Vittal Malekudiya, a 23-year old tribal youth was branded as a Naxal and charged under the Unlawful Activities (Prevention) Act (UAPA). Following his arrest, he spent three months in jail. He waged nine years of legal battle against the state to be finally exonerated of all charges by a court. Now he says, he will continue to fight for getting infrastructure to his hamlet located in the dense forests Kuduremukh National Park of Karnataka’s Dakshina Kannada district.
“I was arrested for boycotting elections, demanding basic amenities to my Kathluru village in Belthangadi nine years ago. I demanded power, road, a compound wall for an anganwadi (government preschool), supply of ration twice a month. Even today, not a single problem has been addressed by the government. Hence, my fight continues,” Vittal told IANS.
When asked whether the jail term and prolonged legal battle have not affected protectiveness, Vittal explained that, it is his constitutional right to get his basic amenities.
“Not a single house has been connected with electricity, all houses get light from solar powered bulbs during nights. The road can only be used in summers. It can’t be used during rainy season,” he said.
One good thing has happened. The incidents of police high-handedness have stopped completely.
“The police force have stopped bothering,” he says.
“My struggle started with voicing out high-handedness of police. The hamlet is located 12 km away from a motorable road. Six km you have to walk and 3 km of dense forest has to be covered. People lured us with Rs 10 lakhs to move out of forest. The police threatened us. We did not budge,” Vittal said.
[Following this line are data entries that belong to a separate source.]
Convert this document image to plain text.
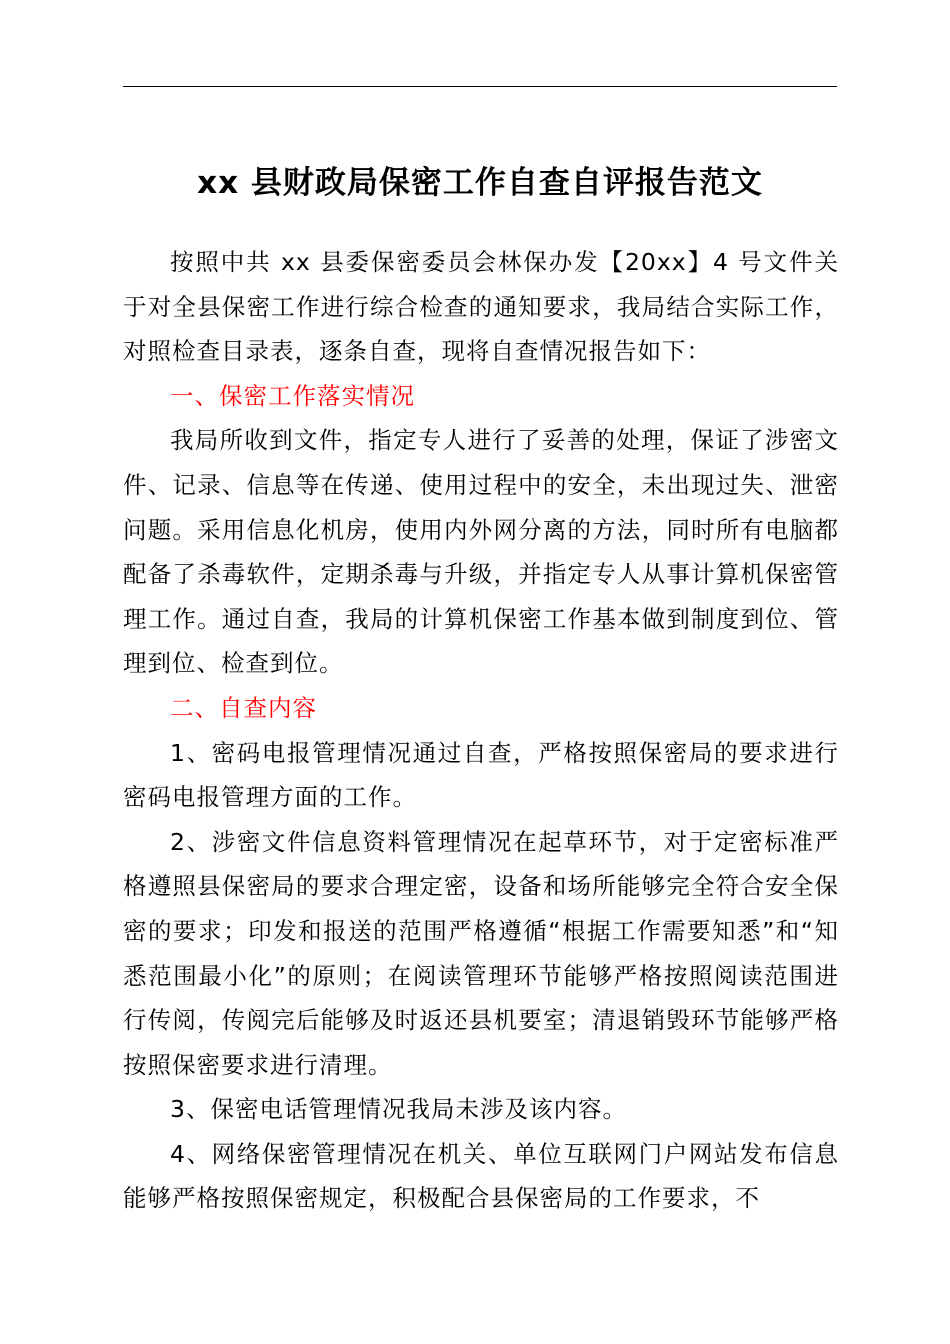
xx 县财政局保密工作自查自评报告范文

按照中共 xx 县委保密委员会林保办发【20xx】4 号文件关于对全县保密工作进行综合检查的通知要求，我局结合实际工作，对照检查目录表，逐条自查，现将自查情况报告如下：

一、保密工作落实情况

我局所收到文件，指定专人进行了妥善的处理，保证了涉密文件、记录、信息等在传递、使用过程中的安全，未出现过失、泄密问题。采用信息化机房，使用内外网分离的方法，同时所有电脑都配备了杀毒软件，定期杀毒与升级，并指定专人从事计算机保密管理工作。通过自查，我局的计算机保密工作基本做到制度到位、管理到位、检查到位。

二、自查内容

1、密码电报管理情况通过自查，严格按照保密局的要求进行密码电报管理方面的工作。

2、涉密文件信息资料管理情况在起草环节，对于定密标准严格遵照县保密局的要求合理定密，设备和场所能够完全符合安全保密的要求；印发和报送的范围严格遵循“根据工作需要知悉”和“知悉范围最小化”的原则；在阅读管理环节能够严格按照阅读范围进行传阅，传阅完后能够及时返还县机要室；清退销毁环节能够严格按照保密要求进行清理。

3、保密电话管理情况我局未涉及该内容。

4、网络保密管理情况在机关、单位互联网门户网站发布信息能够严格按照保密规定，积极配合县保密局的工作要求，不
He explained that, after media highlighted the plight of Malekudia tribe, the police became hostile.
“Police took me along with my father on March 3, 2012 for questioning and arrested me. I was studying in Mangaluru University. Various organisations supported and I obtained bail after three spending three months in prison,” he said.
“I got permission from the court to write ,y second semester exams while in prison. I wrote exams with handcuffs on one hand. But, the university did not give results. I got results only after attending classes,” he stated.
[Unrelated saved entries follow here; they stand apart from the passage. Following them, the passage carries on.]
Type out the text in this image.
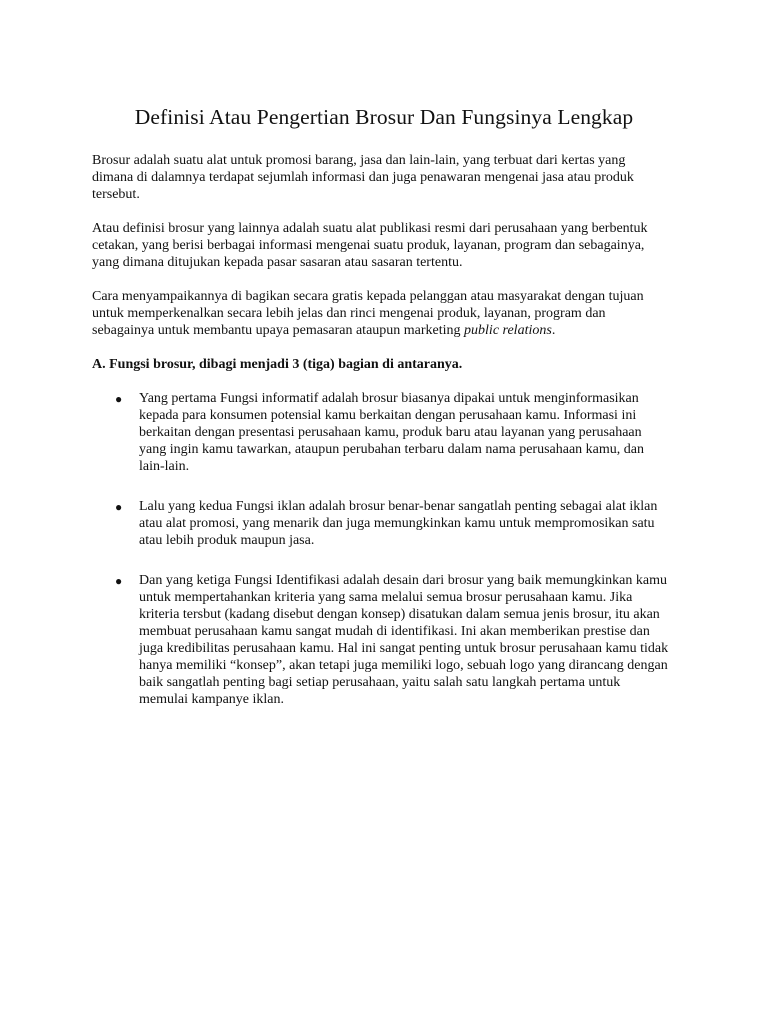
Definisi Atau Pengertian Brosur Dan Fungsinya Lengkap

Brosur adalah suatu alat untuk promosi barang, jasa dan lain-lain, yang terbuat dari kertas yang dimana di dalamnya terdapat sejumlah informasi dan juga penawaran mengenai jasa atau produk tersebut.

Atau definisi brosur yang lainnya adalah suatu alat publikasi resmi dari perusahaan yang berbentuk cetakan, yang berisi berbagai informasi mengenai suatu produk, layanan, program dan sebagainya, yang dimana ditujukan kepada pasar sasaran atau sasaran tertentu.

Cara menyampaikannya di bagikan secara gratis kepada pelanggan atau masyarakat dengan tujuan untuk memperkenalkan secara lebih jelas dan rinci mengenai produk, layanan, program dan sebagainya untuk membantu upaya pemasaran ataupun marketing public relations.

A. Fungsi brosur, dibagi menjadi 3 (tiga) bagian di antaranya.

● Yang pertama Fungsi informatif adalah brosur biasanya dipakai untuk menginformasikan kepada para konsumen potensial kamu berkaitan dengan perusahaan kamu. Informasi ini berkaitan dengan presentasi perusahaan kamu, produk baru atau layanan yang perusahaan yang ingin kamu tawarkan, ataupun perubahan terbaru dalam nama perusahaan kamu, dan lain-lain.
● Lalu yang kedua Fungsi iklan adalah brosur benar-benar sangatlah penting sebagai alat iklan atau alat promosi, yang menarik dan juga memungkinkan kamu untuk mempromosikan satu atau lebih produk maupun jasa.
● Dan yang ketiga Fungsi Identifikasi adalah desain dari brosur yang baik memungkinkan kamu untuk mempertahankan kriteria yang sama melalui semua brosur perusahaan kamu. Jika kriteria tersbut (kadang disebut dengan konsep) disatukan dalam semua jenis brosur, itu akan membuat perusahaan kamu sangat mudah di identifikasi. Ini akan memberikan prestise dan juga kredibilitas perusahaan kamu. Hal ini sangat penting untuk brosur perusahaan kamu tidak hanya memiliki “konsep”, akan tetapi juga memiliki logo, sebuah logo yang dirancang dengan baik sangatlah penting bagi setiap perusahaan, yaitu salah satu langkah pertama untuk memulai kampanye iklan.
Dinesh Hegde Ulepadi, the senior advocate who fought the case for Vittal without taking a penny, stated that the victory of the youth is the victory of entire Malekudiya tribe which is fighting for right to life under Article 21 of the Constitution of India.
“I am partly satisfied with the judgement, partly not. I am not because it is not honorable acquittal, its just an acquittal. “The youth’s reputation is ruptured and his honour should be conferred back. We will take it to the High Court. The area is seen as Naxal prone area even though no Naxal activity is there. So, it is required,” he stated.
“Police have booked Vittal and his father under UAPA, sedition acts. There was by-election and there was a media trail. Vittal did not have a clear idea of a lawyer, court. After being convinced of his innocence I took up the case. The police have seized freedom fighter Bhagath Singh’s book from Vittal’s house. The IPS officer agreed in the court that, reading Bhagat Singh’s book is not a crime,” he explained.
This is good opportunity for the government to rectify its mistakes. “If I wasn’t able to get him acquitted, it would have been affected the whole tribe as he is the only educated youth in the whole community,” he said.
Vittal said that his people should be treated as citizens; the system must stop turning blind ears to our basic demands and ensure that police are people friendly. Most importantly, they should not file cases for demanding fundamental necessities.
Vittal Malong with his father Lingayya Malekudiya were acquitted on October 21 by Third Additional District and Sessions Judge, Dakshina Kannada B.B. Jakati.
Vittal presently works for reputed Kannada daily “Prajavani”.